For an example I am using the sequence of intervals $[0, 1/n]$ which goes to $0$ as $n$ increases to infinity. Then I can see how the probability of infinite sum of the intersection of the $E_n$ and the complement of $E_{n+1}$ is less than infinity and the probability of $\limsup_{n\to\infty} E_n$ equals zero.

Can anyone help me figure out how to prove this in general using any sequence? Especially to show how $\mathbb P\left(\limsup_{n\to\infty} E_n\right)=0$?

Thank you in advance for your thoughts.

Solution 1:

An application of the Borel-Cantelli lemma gives that $\mathbb P(\limsup_n E_n\setminus E_{n+1})=0$. This means that there is a set $\Omega'$ of probability $1$ such that if $\omega\in\Omega'$, then $\omega\in E_n^c\cup E_{n+1}$ for each $n\geqslant N(\omega)$. Notice that if for some $n\geqslant N(\omega)$ we have $\omega\in E_n$, then $\omega\in E_k$ for each $k\geqslant n$ (this can be seen by induction on $k$). Hence $\limsup_n E_n\subset \liminf_n E_n$ (up to a subset of measure $0$).
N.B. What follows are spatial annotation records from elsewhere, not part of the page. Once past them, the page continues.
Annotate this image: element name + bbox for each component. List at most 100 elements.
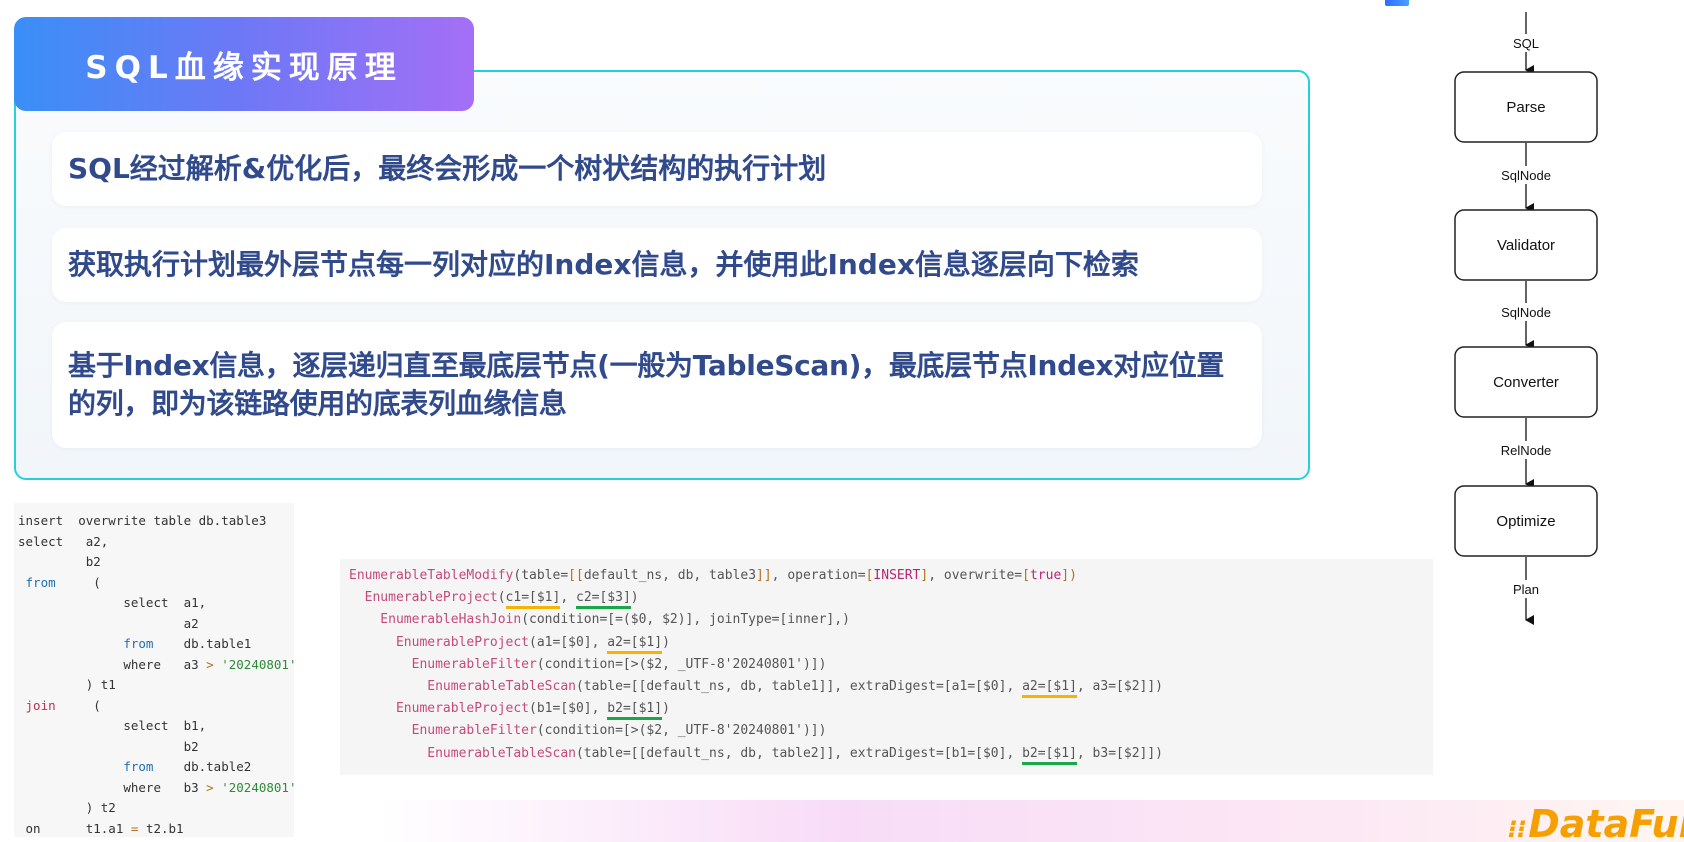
plan-line: EnumerableTableScan(table=[[default_ns, … bbox=[349, 743, 1433, 765]
plan-token: (table=[[default_ns, db, table2]], extra… bbox=[575, 745, 1023, 761]
plan-token: ]] bbox=[756, 568, 772, 583]
plan-node-name: EnumerableTableScan bbox=[349, 678, 576, 694]
flow-edge-label: SqlNode bbox=[1501, 168, 1551, 183]
plan-line: EnumerableHashJoin(condition=[=($0, $2)]… bbox=[349, 609, 1433, 631]
title-tab: SQL血缘实现原理 bbox=[14, 17, 474, 111]
code-line: join ( bbox=[18, 696, 294, 717]
flow-node-optimize: Optimize bbox=[1454, 485, 1598, 557]
plan-token: ( bbox=[497, 590, 506, 606]
code-line: select a2, bbox=[18, 532, 294, 553]
code-operator: > bbox=[206, 779, 214, 795]
code-line: b2 bbox=[18, 738, 199, 754]
plan-line: EnumerableFilter(condition=[>($2, _UTF-8… bbox=[349, 720, 1433, 742]
lineage-highlight-orange: a2=[$1] bbox=[1022, 678, 1077, 698]
plan-node-name: EnumerableProject bbox=[349, 634, 530, 650]
plan-token: (condition=[>($2, _UTF-8'20240801')]) bbox=[536, 723, 827, 739]
flow-edge-label: SqlNode bbox=[1501, 305, 1551, 320]
plan-token: (a1=[$0], bbox=[529, 634, 608, 650]
plan-node-name: EnumerableProject bbox=[349, 701, 530, 717]
plan-node-name: EnumerableFilter bbox=[349, 656, 537, 672]
flow-node-converter: Converter bbox=[1454, 346, 1598, 418]
plan-line: EnumerableTableModify(table=[[default_ns… bbox=[349, 565, 1433, 587]
plan-node-name: EnumerableFilter bbox=[349, 723, 537, 739]
plan-token: (table= bbox=[513, 568, 569, 583]
code-line: from db.table1 bbox=[18, 634, 294, 655]
code-keyword: join bbox=[18, 697, 56, 713]
plan-token: , overwrite= bbox=[928, 568, 1023, 583]
execution-plan-block: EnumerableTableModify(table=[[default_ns… bbox=[340, 559, 1433, 775]
code-token: t1.a1 bbox=[40, 820, 131, 836]
lineage-highlight-green: b2=[$1] bbox=[607, 701, 663, 721]
point-3: 基于Index信息，逐层递归直至最底层节点(一般为TableScan)，最底层节… bbox=[52, 322, 1262, 448]
plan-token: default_ns, db, table3 bbox=[583, 568, 757, 583]
code-keyword: from bbox=[18, 759, 154, 774]
code-line: select b1, bbox=[18, 718, 207, 733]
code-token: where a3 bbox=[18, 656, 207, 672]
code-string: '20240801' bbox=[213, 779, 297, 795]
plan-token: (table=[[default_ns, db, table1]], extra… bbox=[575, 678, 1023, 694]
code-token: t2.b1 bbox=[138, 820, 184, 836]
flow-node-label: Parse bbox=[1506, 99, 1545, 116]
datafun-logo-text: DataFun. bbox=[1528, 802, 1684, 842]
flow-node-validator: Validator bbox=[1454, 209, 1598, 281]
code-token: a2, bbox=[63, 533, 109, 549]
code-token: db.table1 bbox=[153, 636, 252, 651]
datafun-logo: ⁝⁝DataFun. bbox=[1508, 802, 1684, 842]
plan-token: INSERT bbox=[873, 568, 921, 583]
plan-node-name: EnumerableTableModify bbox=[349, 568, 514, 583]
point-2: 获取执行计划最外层节点每一列对应的Index信息，并使用此Index信息逐层向下… bbox=[52, 228, 1262, 302]
plan-token: , bbox=[560, 590, 576, 606]
flow-edge-label: Plan bbox=[1513, 582, 1539, 597]
code-token: select bbox=[18, 533, 64, 549]
code-line: where b3 > '20240801' bbox=[18, 778, 297, 799]
plan-line: EnumerableProject(c1=[$1], c2=[$3]) bbox=[349, 587, 1433, 610]
plan-token: [ bbox=[1022, 568, 1030, 583]
lineage-highlight-green: b2=[$1] bbox=[1022, 745, 1077, 765]
code-line: from db.table2 bbox=[18, 757, 294, 778]
plan-line: EnumerableTableScan(table=[[default_ns, … bbox=[349, 676, 1433, 698]
corner-logo bbox=[1385, 0, 1415, 8]
point-3-text: 基于Index信息，逐层递归直至最底层节点(一般为TableScan)，最底层节… bbox=[68, 349, 1225, 420]
plan-token: ]) bbox=[1061, 568, 1077, 583]
code-keyword: from bbox=[18, 636, 154, 651]
plan-line: EnumerableFilter(condition=[>($2, _UTF-8… bbox=[349, 654, 1433, 676]
bottom-decoration bbox=[380, 800, 1684, 842]
code-token: ( bbox=[55, 697, 101, 713]
code-line: from ( bbox=[18, 573, 294, 594]
lineage-highlight-orange: c1=[$1] bbox=[505, 590, 561, 610]
code-token: on bbox=[18, 820, 41, 836]
plan-token: (condition=[>($2, _UTF-8'20240801')]) bbox=[536, 656, 827, 672]
code-line: insert overwrite table db.table3 bbox=[18, 511, 294, 532]
flow-node-parse: Parse bbox=[1454, 71, 1598, 143]
sql-code-block: insert overwrite table db.table3 select … bbox=[14, 503, 297, 837]
code-token: insert bbox=[18, 513, 64, 528]
plan-token: true bbox=[1029, 568, 1062, 583]
plan-token: ) bbox=[630, 590, 639, 606]
code-keyword: from bbox=[18, 574, 56, 590]
plan-token: [[ bbox=[568, 568, 584, 583]
code-line: ) t1 bbox=[18, 677, 116, 692]
code-token: db.table2 bbox=[153, 759, 252, 774]
code-string: '20240801' bbox=[213, 656, 297, 672]
plan-token: ) bbox=[662, 634, 670, 650]
plan-token: (condition=[=($0, $2)], joinType=[inner]… bbox=[521, 612, 850, 628]
plan-line: EnumerableProject(a1=[$0], a2=[$1]) bbox=[349, 632, 1433, 654]
logo-dots-icon: ⁝⁝ bbox=[1508, 815, 1527, 842]
plan-token: , a3=[$2]]) bbox=[1076, 678, 1163, 694]
plan-node-name: EnumerableProject bbox=[349, 590, 498, 606]
point-1-text: SQL经过解析&优化后，最终会形成一个树状结构的执行计划 bbox=[68, 152, 827, 185]
flow-node-label: Validator bbox=[1497, 237, 1555, 254]
plan-node-name: EnumerableTableScan bbox=[349, 745, 576, 761]
plan-token: ) bbox=[662, 701, 670, 717]
flow-edge-label: RelNode bbox=[1501, 443, 1552, 458]
code-line: ) t2 bbox=[18, 800, 116, 815]
lineage-highlight-green: c2=[$3] bbox=[576, 590, 631, 610]
plan-node-name: EnumerableHashJoin bbox=[349, 612, 522, 628]
plan-line: EnumerableProject(b1=[$0], b2=[$1]) bbox=[349, 698, 1433, 721]
code-line: b2 bbox=[18, 554, 101, 569]
code-token: where b3 bbox=[18, 779, 207, 795]
plan-token: (b1=[$0], bbox=[529, 701, 608, 717]
code-line: select a1, bbox=[18, 595, 207, 610]
lineage-highlight-orange: a2=[$1] bbox=[607, 634, 663, 654]
corner-logo-icon bbox=[1385, 0, 1409, 6]
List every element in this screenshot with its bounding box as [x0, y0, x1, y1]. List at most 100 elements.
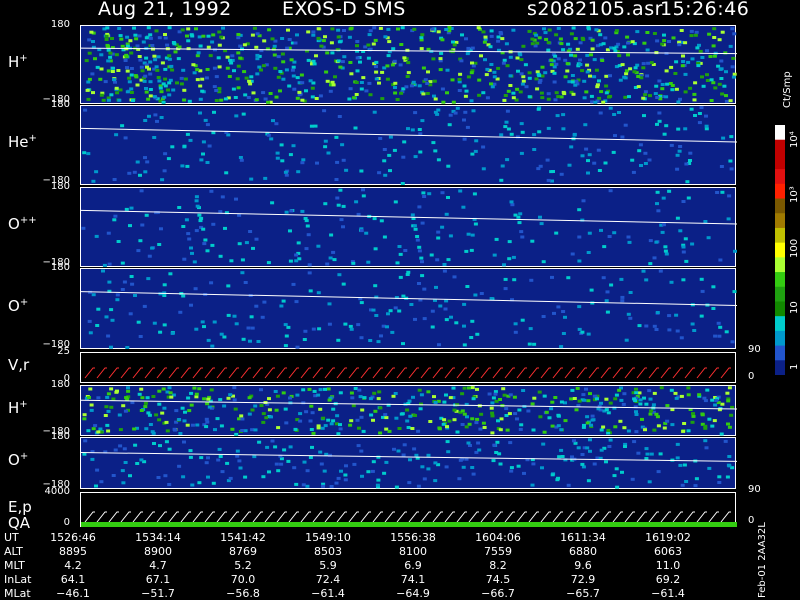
- row-value-ut: 1526:46: [50, 531, 96, 544]
- heat-cell: [139, 189, 144, 193]
- heat-cell: [620, 135, 625, 139]
- heat-cell: [635, 30, 640, 34]
- heat-cell: [465, 125, 470, 129]
- heat-cell: [537, 390, 542, 394]
- heat-cell: [155, 119, 159, 123]
- heat-cell: [566, 276, 571, 280]
- heat-cell: [587, 153, 592, 157]
- heat-cell: [382, 159, 387, 163]
- heat-cell: [655, 39, 660, 43]
- heat-cell: [397, 245, 402, 248]
- heat-cell: [244, 76, 249, 80]
- heat-cell: [536, 107, 541, 111]
- heat-cell: [197, 481, 202, 485]
- sawtooth-mark: [684, 511, 695, 523]
- heat-cell: [704, 446, 709, 450]
- heat-cell: [166, 88, 170, 92]
- panel-5-plot: [81, 386, 737, 436]
- row-value-alt: 8100: [399, 545, 427, 558]
- heat-cell: [114, 86, 119, 90]
- heat-cell: [496, 39, 501, 43]
- heat-cell: [152, 54, 157, 58]
- heat-cell: [339, 218, 344, 222]
- sawtooth-mark: [480, 511, 491, 523]
- heat-cell: [151, 395, 156, 398]
- sawtooth-mark: [372, 511, 383, 523]
- heat-cell: [399, 43, 404, 46]
- heat-cell: [254, 237, 259, 241]
- heat-cell: [295, 345, 300, 349]
- heat-cell: [680, 64, 685, 68]
- heat-cell: [495, 440, 500, 444]
- heat-cell: [503, 277, 508, 281]
- heat-cell: [442, 263, 447, 266]
- heat-cell: [160, 411, 165, 415]
- heat-cell: [727, 464, 732, 468]
- heat-cell: [95, 324, 100, 327]
- heat-cell: [164, 440, 169, 444]
- heat-cell: [465, 415, 469, 419]
- heat-cell: [726, 422, 730, 426]
- heat-cell: [658, 269, 663, 273]
- heat-cell: [359, 81, 364, 84]
- heat-cell: [369, 413, 374, 417]
- sawtooth-mark: [156, 367, 167, 379]
- sawtooth-mark: [612, 511, 623, 523]
- heat-cell: [669, 65, 674, 69]
- heat-cell: [457, 477, 462, 481]
- heat-cell: [217, 65, 222, 69]
- heat-cell: [586, 159, 590, 163]
- heat-cell: [89, 408, 94, 412]
- sawtooth-mark: [264, 511, 275, 523]
- heat-cell: [505, 428, 510, 432]
- heat-cell: [651, 403, 656, 407]
- sawtooth-mark: [420, 367, 431, 379]
- heat-cell: [655, 311, 660, 314]
- heat-cell: [309, 124, 314, 128]
- heat-cell: [216, 458, 221, 462]
- heat-cell: [563, 58, 568, 62]
- heat-cell: [247, 79, 252, 83]
- spin-phase-line: [81, 127, 737, 143]
- heat-cell: [410, 427, 415, 430]
- heat-cell: [336, 59, 341, 63]
- heat-cell: [720, 402, 725, 406]
- heat-cell: [674, 313, 679, 317]
- heat-cell: [156, 76, 161, 79]
- heat-cell: [649, 409, 654, 413]
- heat-cell: [641, 269, 646, 273]
- heat-cell: [148, 36, 153, 40]
- heat-cell: [163, 152, 168, 156]
- heat-cell: [129, 73, 134, 77]
- heat-cell: [726, 217, 731, 221]
- heat-cell: [118, 428, 123, 432]
- heat-cell: [471, 109, 476, 113]
- heat-cell: [460, 409, 465, 413]
- heat-cell: [678, 463, 683, 467]
- heat-cell: [460, 33, 464, 37]
- heat-cell: [460, 392, 465, 396]
- row-value-alt: 6880: [569, 545, 597, 558]
- heat-cell: [684, 162, 689, 166]
- heat-cell: [371, 460, 376, 464]
- sawtooth-mark: [516, 511, 527, 523]
- spin-phase-line: [81, 291, 737, 306]
- sawtooth-mark: [444, 367, 455, 379]
- heat-cell: [485, 96, 490, 100]
- heat-cell: [182, 144, 187, 148]
- heat-cell: [170, 145, 175, 149]
- heat-cell: [700, 56, 705, 59]
- heat-cell: [511, 255, 516, 259]
- heat-cell: [338, 65, 343, 69]
- heat-cell: [244, 241, 249, 245]
- heat-cell: [712, 54, 717, 58]
- heat-cell: [329, 485, 334, 488]
- sawtooth-mark: [300, 511, 311, 523]
- heat-cell: [665, 82, 670, 86]
- heat-cell: [383, 413, 388, 417]
- heat-cell: [387, 429, 392, 433]
- heat-cell: [344, 168, 349, 172]
- heat-cell: [599, 90, 604, 94]
- heat-cell: [123, 59, 128, 62]
- heat-cell: [710, 398, 715, 402]
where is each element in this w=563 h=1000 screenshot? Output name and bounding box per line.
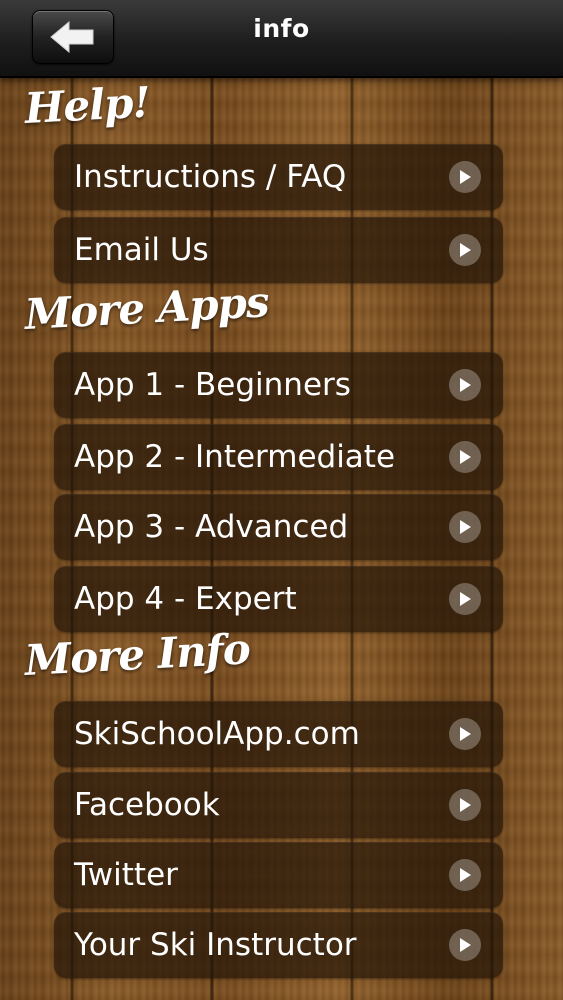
menu-item-label: Email Us	[74, 232, 209, 268]
menu-item-app-4[interactable]: App 4 - Expert	[54, 566, 503, 632]
chevron-right-icon	[449, 583, 481, 615]
menu-item-label: Twitter	[74, 857, 178, 893]
menu-item-skischoolapp[interactable]: SkiSchoolApp.com	[54, 701, 503, 767]
top-bar: info	[0, 0, 563, 78]
menu-item-app-1[interactable]: App 1 - Beginners	[54, 352, 503, 418]
chevron-right-icon	[449, 441, 481, 473]
menu-item-label: App 1 - Beginners	[74, 367, 351, 403]
section-heading-more-apps: More Apps	[23, 277, 270, 339]
menu-item-twitter[interactable]: Twitter	[54, 842, 503, 908]
chevron-right-icon	[449, 511, 481, 543]
menu-item-facebook[interactable]: Facebook	[54, 772, 503, 838]
chevron-right-icon	[449, 789, 481, 821]
chevron-right-icon	[449, 161, 481, 193]
section-heading-help: Help!	[23, 77, 152, 133]
chevron-right-icon	[449, 859, 481, 891]
menu-item-app-3[interactable]: App 3 - Advanced	[54, 494, 503, 560]
menu-item-label: App 4 - Expert	[74, 581, 297, 617]
menu-item-label: App 2 - Intermediate	[74, 439, 396, 475]
section-heading-more-info: More Info	[23, 624, 251, 685]
menu-item-app-2[interactable]: App 2 - Intermediate	[54, 424, 503, 490]
menu-item-label: Instructions / FAQ	[74, 159, 347, 195]
menu-item-label: Facebook	[74, 787, 220, 823]
menu-item-label: SkiSchoolApp.com	[74, 716, 360, 752]
menu-item-label: App 3 - Advanced	[74, 509, 349, 545]
menu-item-instructions-faq[interactable]: Instructions / FAQ	[54, 144, 503, 210]
menu-item-email-us[interactable]: Email Us	[54, 217, 503, 283]
menu-item-your-ski-instructor[interactable]: Your Ski Instructor	[54, 912, 503, 978]
chevron-right-icon	[449, 234, 481, 266]
chevron-right-icon	[449, 369, 481, 401]
chevron-right-icon	[449, 929, 481, 961]
chevron-right-icon	[449, 718, 481, 750]
menu-item-label: Your Ski Instructor	[74, 927, 357, 963]
page-title: info	[253, 14, 310, 43]
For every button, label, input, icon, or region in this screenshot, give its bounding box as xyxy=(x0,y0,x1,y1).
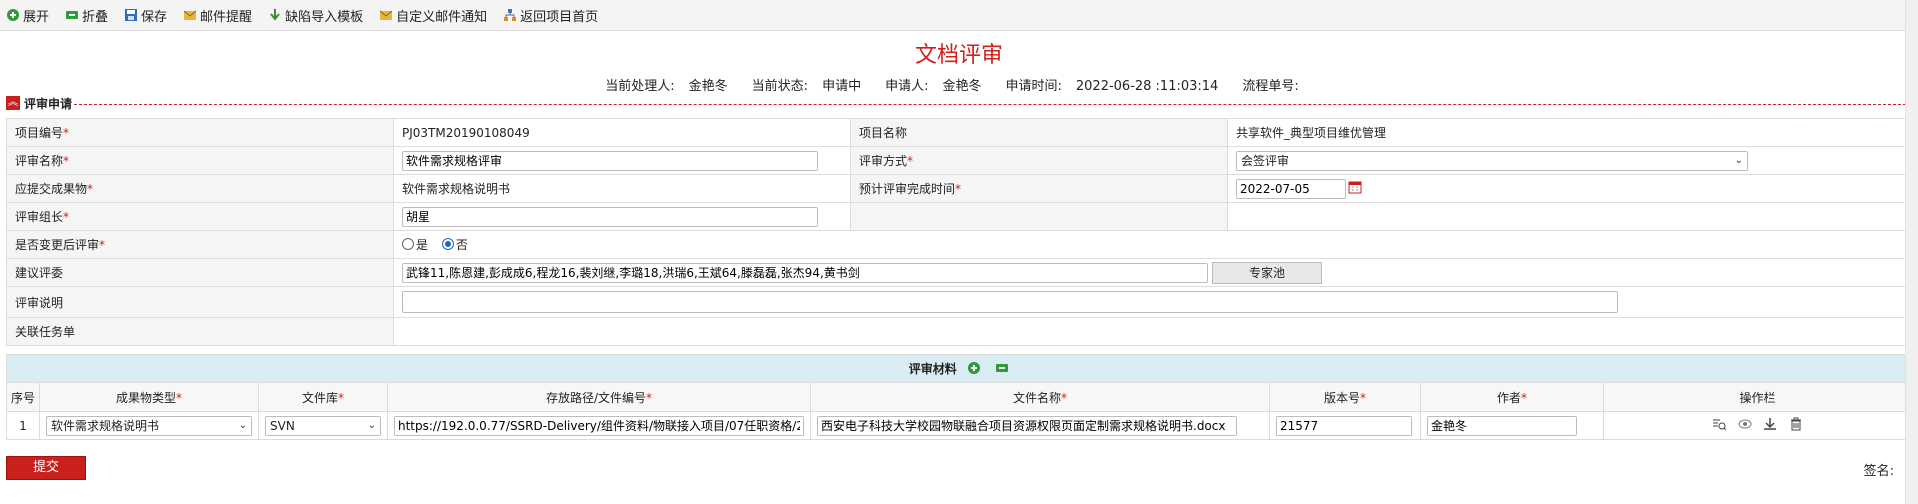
save-label: 保存 xyxy=(141,9,168,25)
calendar-icon[interactable] xyxy=(1348,180,1362,197)
review-mode-label: 评审方式* xyxy=(850,146,1228,175)
review-name-input[interactable] xyxy=(402,150,818,171)
name-input[interactable] xyxy=(817,415,1237,436)
chevron-down-icon: ⌄ xyxy=(367,420,376,431)
desc-input[interactable] xyxy=(402,291,1618,313)
empty-label xyxy=(850,202,1228,231)
status-value: 申请中 xyxy=(822,79,862,94)
back-home-label: 返回项目首页 xyxy=(520,9,599,25)
deliverable-value: 软件需求规格说明书 xyxy=(393,174,851,203)
review-mode-select[interactable]: 会签评审 ⌄ xyxy=(1236,150,1748,171)
applicant-label: 申请人: xyxy=(885,79,929,94)
project-no-value: PJ03TM20190108049 xyxy=(393,118,851,147)
task-cell xyxy=(393,317,1912,346)
collapse-button[interactable]: 折叠 xyxy=(65,6,108,25)
radio-checked-icon xyxy=(441,238,454,251)
page-title: 文档评审 xyxy=(914,43,1003,68)
back-home-button[interactable]: 返回项目首页 xyxy=(503,6,598,25)
applicant-value: 金艳冬 xyxy=(942,79,982,94)
col-no: 序号 xyxy=(6,382,40,412)
col-author: 作者* xyxy=(1420,382,1604,412)
version-input[interactable] xyxy=(1276,415,1412,436)
materials-table: 评审材料 序号 成果物类型* 文件库* 存放路径/文件编号* 文件名称* 版本号… xyxy=(6,354,1912,440)
finish-time-input[interactable] xyxy=(1236,178,1346,199)
search-doc-icon[interactable] xyxy=(1712,417,1727,434)
handler-label: 当前处理人: xyxy=(605,79,675,94)
collapse-up-icon[interactable]: ︽ xyxy=(6,96,20,110)
defect-import-button[interactable]: 缺陷导入模板 xyxy=(268,6,363,25)
save-button[interactable]: 保存 xyxy=(124,6,167,25)
radio-unchecked-icon xyxy=(402,238,414,251)
expert-pool-button[interactable]: 专家池 xyxy=(1212,261,1322,284)
project-no-label: 项目编号* xyxy=(6,118,394,147)
empty-cell xyxy=(1227,202,1912,231)
repo-select[interactable]: SVN ⌄ xyxy=(265,415,381,436)
add-icon[interactable] xyxy=(967,361,981,378)
handler-value: 金艳冬 xyxy=(688,79,728,94)
mail-remind-button[interactable]: 邮件提醒 xyxy=(183,6,252,25)
col-ops: 操作栏 xyxy=(1603,382,1912,412)
eye-icon[interactable] xyxy=(1738,417,1752,434)
col-version: 版本号* xyxy=(1269,382,1421,412)
toolbar: 展开 折叠 保存 邮件提醒 缺陷导入模板 自定义邮件通知 返回项目首页 xyxy=(0,0,1918,31)
after-change-yes[interactable]: 是 xyxy=(402,236,428,253)
type-select[interactable]: 软件需求规格说明书 ⌄ xyxy=(46,415,252,436)
project-name-label: 项目名称 xyxy=(850,118,1228,147)
custom-mail-button[interactable]: 自定义邮件通知 xyxy=(379,6,487,25)
sitemap-icon xyxy=(503,8,517,22)
materials-title: 评审材料 xyxy=(908,361,957,376)
download-arrow-icon xyxy=(268,8,282,22)
table-row: 1 软件需求规格说明书 ⌄ SVN ⌄ xyxy=(6,411,1912,440)
expand-label: 展开 xyxy=(23,9,50,25)
row-no: 1 xyxy=(6,411,40,440)
review-name-label: 评审名称* xyxy=(6,146,394,175)
download-icon[interactable] xyxy=(1763,417,1777,434)
col-repo: 文件库* xyxy=(258,382,388,412)
mail-icon xyxy=(379,8,393,22)
suggest-input[interactable] xyxy=(402,262,1208,283)
expand-button[interactable]: 展开 xyxy=(6,6,49,25)
materials-header: 评审材料 xyxy=(6,354,1912,383)
submit-button[interactable]: 提交 xyxy=(6,456,86,480)
defect-import-label: 缺陷导入模板 xyxy=(285,9,364,25)
col-path: 存放路径/文件编号* xyxy=(387,382,811,412)
task-label: 关联任务单 xyxy=(6,317,394,346)
author-input[interactable] xyxy=(1427,415,1577,436)
section-divider xyxy=(74,103,1906,105)
mail-icon xyxy=(183,8,197,22)
col-name: 文件名称* xyxy=(810,382,1270,412)
chevron-down-icon: ⌄ xyxy=(238,420,247,431)
minus-box-icon xyxy=(65,8,79,22)
signature-label: 签名: xyxy=(1863,464,1894,479)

The assumption $\mathbb P(E_n)\to 0$ show that $\mathbb P(\liminf_n E_n)=0$.

Solution 2:

If $A_n=E_n - E_{n+1}$, then

$$\text{limsup}_n \ E_n \ = \ \text{liminf}_n \ E_n \ \bigcup \ \text{limsup}_n \ A_n.$$
To see this, pick $\omega$ in LHS, then there exist a subsequence $ E_{n_k}$ such that $ \omega \in E_{n_k}, \ \forall k$.
Now, or $ \omega \in \text{liminf}_n \ E_n,$ for which $ \ \omega \in $RHS, or $\omega \notin \text{liminf}_n \ E_n$. But then there exist a subsequence $ E_{n_ k}$ such that $ \omega \notin E_{n_k}, \ \forall k$.
This implies that there exist a third subsequence $ E_{n_ k}$ such that $ \omega \in E_{n_k} \text{and} \ \omega \notin E_{n_k+1},\ \forall k$.
So $\omega \in \text{limsup}_n \ A_n \subset $ RHS.

With Fatou and Borel-Cantelli, we see that RHS has probability 0.